Venezuelan President Nicolas Maduro declared Friday a state of emergency in a town in Apure state, where heavy rains have spurred heavy flooding.
In a statement aired by public broadcaster VTV, Maduro announced the municipality of Paez would receive emergency aid, including around US$47 million (converted at the official rate of 6.3 bolivars to the dollar) in immediate relief funding.
The cash is set to be used to evacuate people from inundated areas, and provide basic supplies.
The military has also been deployed to assist in aid efforts, while a special emergency authority was convened Friday night by the president to coordinate relief efforts.
“At first, we provided emergency assistance to all those affected and assessed the damages, now, once the raining stops and floods end we'll have a comprehensive recovery plan,” Maduro said.
In another initiative, state-owned telecommunications company Movilnet has announced it will provide free service to users in affected areas.
The floods in Paez are already being described as the worst to hit the area in over two decades.
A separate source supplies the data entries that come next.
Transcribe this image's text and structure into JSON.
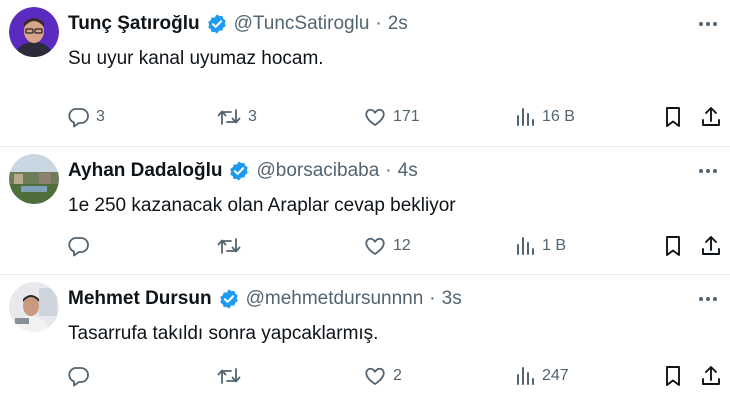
{
  "colors": {
    "verified": "#1d9bf0",
    "text": "#0f1419",
    "muted": "#536471",
    "divider": "#e6ecf0"
  },
  "tweets": [
    {
      "name": "Tunç Şatıroğlu",
      "handle": "@TuncSatiroglu",
      "separator": "·",
      "time": "2s",
      "text": "Su uyur kanal uyumaz hocam.",
      "replies": "3",
      "retweets": "3",
      "likes": "171",
      "views": "16 B"
    },
    {
      "name": "Ayhan Dadaloğlu",
      "handle": "@borsacibaba",
      "separator": "·",
      "time": "4s",
      "text": "1e 250 kazanacak olan Araplar cevap bekliyor",
      "replies": "",
      "retweets": "",
      "likes": "12",
      "views": "1 B"
    },
    {
      "name": "Mehmet Dursun",
      "handle": "@mehmetdursunnnn",
      "separator": "·",
      "time": "3s",
      "text": "Tasarrufa takıldı sonra yapcaklarmış.",
      "replies": "",
      "retweets": "",
      "likes": "2",
      "views": "247"
    }
  ]
}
The disaster was triggered after more than two weeks of heavy rains caused two rivers to break their banks.
More than 40,000 people have been affected, with scores of homes and businesses already severely damaged by floodwaters.
However, damage is yet to approach the scale of Venezuela's 2010 floods, which affected around 1.5 million Venezuelans across three states and the capital and destroyed thousands of homes. Over 20 people were killed.
During the height of the floods around 33,000 people were living in temporary government shelters, while 20 displaced families were squeezed into the presidential palace.